Mutants of the filamentous fungus Mucor circinelloides altered in the synthesis of beta-carotene (genotype car) have been isolated by direct inspection of the color shown by the colonies derived from mutagenized spores. The mutants were analyzed for the carotenoid content in darkness and light and studied with respect to complementation in heterokaryons made by spheroplast fusion. The results revealed the existence of at least four complementation groups. The carB mutants are white and accumulate phytoene. The carR mutants are red and accumulate lycopene. The carP mutants are most likely disturbed in the synthesis of phytoene: two of them are white and do not accumulate carotenoids; another carP mutant is yellowish, probably because it is leaky. There are three yellowish mutants which belong to one or more complementation groups different from carB, carR, and carP. Two white mutants obtained in a single mutagenization step failed to complement with the carR and the carP mutants. The wild-type and the carB and carR mutants tested for M. circinelloides showed similar photoinduction.

The phytoene dehydrogenase gene of Phycomyces: regulation of its expression by blue light and vitamin A.

By using a polymerase chain reaction based cloning strategy we isolated the gene (carB) encoding the enzyme phytoene dehydrogenase from Phycomyces blakesleeanus. The deduced protein, a 583 residue polypeptide, showed great similarity to carotenoid dehydrogenases from other fungi and bacteria, especially in the amino-terminal region. The main conserved regions found in other phytoene dehydrogenases, which are thought to be essential for the enzymatic activity, are present in the sequence from Phycomyces. Heterologous expression of the Phycomyces gene in Escherichia coli showed that, as in other fungi and bacteria, a single polypeptide catalyzes the four dehydrogenations that convert phytoene to lycopene.
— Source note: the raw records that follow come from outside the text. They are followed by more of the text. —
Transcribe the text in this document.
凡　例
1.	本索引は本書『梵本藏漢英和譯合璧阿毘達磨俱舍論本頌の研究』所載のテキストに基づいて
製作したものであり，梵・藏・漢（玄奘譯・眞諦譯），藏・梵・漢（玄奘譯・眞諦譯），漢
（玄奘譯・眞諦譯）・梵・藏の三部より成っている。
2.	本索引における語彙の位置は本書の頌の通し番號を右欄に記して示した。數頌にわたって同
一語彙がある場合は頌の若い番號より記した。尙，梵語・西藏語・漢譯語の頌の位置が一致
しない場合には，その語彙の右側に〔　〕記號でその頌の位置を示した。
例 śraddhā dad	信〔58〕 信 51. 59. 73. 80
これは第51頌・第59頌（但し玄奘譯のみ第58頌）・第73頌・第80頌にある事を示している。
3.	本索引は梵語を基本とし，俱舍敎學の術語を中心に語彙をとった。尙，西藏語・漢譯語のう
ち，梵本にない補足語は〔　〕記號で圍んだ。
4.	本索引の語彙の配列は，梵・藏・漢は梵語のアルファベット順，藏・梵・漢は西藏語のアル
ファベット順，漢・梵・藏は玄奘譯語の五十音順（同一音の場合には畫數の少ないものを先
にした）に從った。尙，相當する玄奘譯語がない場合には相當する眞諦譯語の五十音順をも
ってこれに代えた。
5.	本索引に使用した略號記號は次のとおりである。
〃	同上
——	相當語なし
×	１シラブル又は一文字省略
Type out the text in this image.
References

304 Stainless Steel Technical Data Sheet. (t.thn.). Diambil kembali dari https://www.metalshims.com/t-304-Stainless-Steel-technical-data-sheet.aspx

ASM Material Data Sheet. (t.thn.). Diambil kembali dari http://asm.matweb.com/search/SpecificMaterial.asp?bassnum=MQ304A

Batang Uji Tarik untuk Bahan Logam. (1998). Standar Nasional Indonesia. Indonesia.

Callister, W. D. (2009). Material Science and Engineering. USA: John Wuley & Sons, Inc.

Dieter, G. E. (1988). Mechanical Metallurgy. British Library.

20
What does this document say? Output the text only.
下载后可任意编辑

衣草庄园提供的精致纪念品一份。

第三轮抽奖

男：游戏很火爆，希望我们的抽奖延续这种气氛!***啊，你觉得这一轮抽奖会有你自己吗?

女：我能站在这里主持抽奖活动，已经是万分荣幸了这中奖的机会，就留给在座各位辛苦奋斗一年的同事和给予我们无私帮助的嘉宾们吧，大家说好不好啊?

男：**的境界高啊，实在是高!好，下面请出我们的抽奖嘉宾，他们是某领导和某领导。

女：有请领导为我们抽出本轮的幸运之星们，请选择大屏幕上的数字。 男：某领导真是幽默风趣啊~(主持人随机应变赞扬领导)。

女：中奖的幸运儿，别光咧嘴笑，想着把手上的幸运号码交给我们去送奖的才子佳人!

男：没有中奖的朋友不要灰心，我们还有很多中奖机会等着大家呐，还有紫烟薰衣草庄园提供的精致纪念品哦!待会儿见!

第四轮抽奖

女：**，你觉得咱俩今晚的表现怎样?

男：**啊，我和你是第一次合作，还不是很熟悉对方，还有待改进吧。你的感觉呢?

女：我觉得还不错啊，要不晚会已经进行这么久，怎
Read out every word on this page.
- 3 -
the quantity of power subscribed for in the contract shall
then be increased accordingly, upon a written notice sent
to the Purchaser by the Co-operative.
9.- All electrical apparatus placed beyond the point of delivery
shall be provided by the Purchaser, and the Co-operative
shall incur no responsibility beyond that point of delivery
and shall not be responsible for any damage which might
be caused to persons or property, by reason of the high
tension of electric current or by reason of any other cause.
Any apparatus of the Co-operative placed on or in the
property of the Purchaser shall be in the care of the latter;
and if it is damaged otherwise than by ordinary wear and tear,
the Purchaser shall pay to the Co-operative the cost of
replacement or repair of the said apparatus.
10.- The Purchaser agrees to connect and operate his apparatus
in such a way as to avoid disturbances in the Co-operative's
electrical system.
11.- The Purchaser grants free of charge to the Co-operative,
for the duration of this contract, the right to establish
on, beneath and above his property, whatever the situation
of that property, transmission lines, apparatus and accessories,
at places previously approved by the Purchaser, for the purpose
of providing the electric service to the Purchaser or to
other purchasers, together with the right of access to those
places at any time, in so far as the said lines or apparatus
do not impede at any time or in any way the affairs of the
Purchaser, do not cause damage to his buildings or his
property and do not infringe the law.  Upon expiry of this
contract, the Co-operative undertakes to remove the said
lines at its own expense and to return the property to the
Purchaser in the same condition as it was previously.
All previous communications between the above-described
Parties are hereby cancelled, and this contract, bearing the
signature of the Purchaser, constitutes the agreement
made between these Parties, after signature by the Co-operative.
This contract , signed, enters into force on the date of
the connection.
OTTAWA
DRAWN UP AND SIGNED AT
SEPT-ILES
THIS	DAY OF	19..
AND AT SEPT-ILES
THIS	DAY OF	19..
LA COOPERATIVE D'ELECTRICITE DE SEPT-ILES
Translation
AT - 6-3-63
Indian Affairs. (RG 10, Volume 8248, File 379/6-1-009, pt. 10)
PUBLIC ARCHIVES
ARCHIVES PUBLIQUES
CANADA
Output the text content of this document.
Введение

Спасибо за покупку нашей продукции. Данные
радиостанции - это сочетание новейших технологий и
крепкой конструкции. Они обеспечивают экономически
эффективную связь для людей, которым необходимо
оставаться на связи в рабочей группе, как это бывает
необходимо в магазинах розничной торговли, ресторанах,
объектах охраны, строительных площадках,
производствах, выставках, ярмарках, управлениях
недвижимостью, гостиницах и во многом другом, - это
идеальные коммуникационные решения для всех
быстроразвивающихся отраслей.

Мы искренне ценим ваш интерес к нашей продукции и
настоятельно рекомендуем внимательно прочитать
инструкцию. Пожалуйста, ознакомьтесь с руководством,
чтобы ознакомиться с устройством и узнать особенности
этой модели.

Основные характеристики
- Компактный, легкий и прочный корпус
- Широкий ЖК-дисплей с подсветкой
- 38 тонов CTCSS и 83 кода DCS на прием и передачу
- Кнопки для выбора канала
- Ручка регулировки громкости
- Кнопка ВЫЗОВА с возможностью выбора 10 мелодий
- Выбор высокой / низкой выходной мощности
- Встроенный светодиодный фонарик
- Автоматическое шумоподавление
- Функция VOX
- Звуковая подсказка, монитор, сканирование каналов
RNA measurements indicated that the level of expression of the phytoene dehydrogenase gene in wild-type mycelia increased in response to blue light. The kinetics of this increase in transcription of the gene after blue light induction (0.1 and 0.4 W/m2) exhibit a two-step (biphasic) dependence on fluence rate, suggesting that there could be two separate components involved in the reception of the low and high blue light signal. The presence of vitamin A in the medium stimulated transcript accumulation in the wild type and in some carotenogenic mutant strains. Diphenylamine, a phytoene dehydrogenase inhibitor, did not affect the level of transcription of this gene.

Carotenoid biosynthesis in wild type and mutant strains of Mucor circinelloides.

Carotenoid biosynthesis in wild type Mucor circinelloides has been investigated and the biochemical characterisation of the MS1 and MS9 mutant strains, impaired in carotenoid formation, carried out. In liquid cultures, all strains produced carotenoids (mainly beta-carotene, but also xi-carotene, lycopene and gamma-carotene) at the onset of stationary phase of growth. Carotenogenesis was light dependent. In liquid cultures carotenoid formation in wild type was affected by diphenylamine, which prevented desaturation, nicotine, resulting in reduced carotenoid levels, but CPTA caused an increase in the total carotenoid content but a reduced beta-carotene level, with the accumulation of lycopene and gamma-carotene. The mutant strains MS1 and MS9 contained only 5.0 and 11.5% of wild type carotenoid levels, respectively. Cell extracts of light-grown mycelia, incubated with 3(R)-[2-14C] mevalonic acid, produced beta-carotene, but incorporations into carotenoids were substantially reduced in the cell extracts of MS1 and MS9. Analysis of prenyl diphosphate intermediates indicated that, compared to wild type, geranylgeranyl diphosphate accumulated in MS1. MS9 extracts produced a larger amount of prenyl phosphates and a more even distribution of radioactivity from mevalonic acid into farnesyl and geranylgeranyl diphosphates. Squalene and long chain prenyl phosphates were formed by the cell extracts of all strains. It is proposed that the MS1 strain possesses a mutation in a gene responsible for phytoene formation, whilst a regulatory mutation, affecting prenyl transferase activities has occurred in MS9.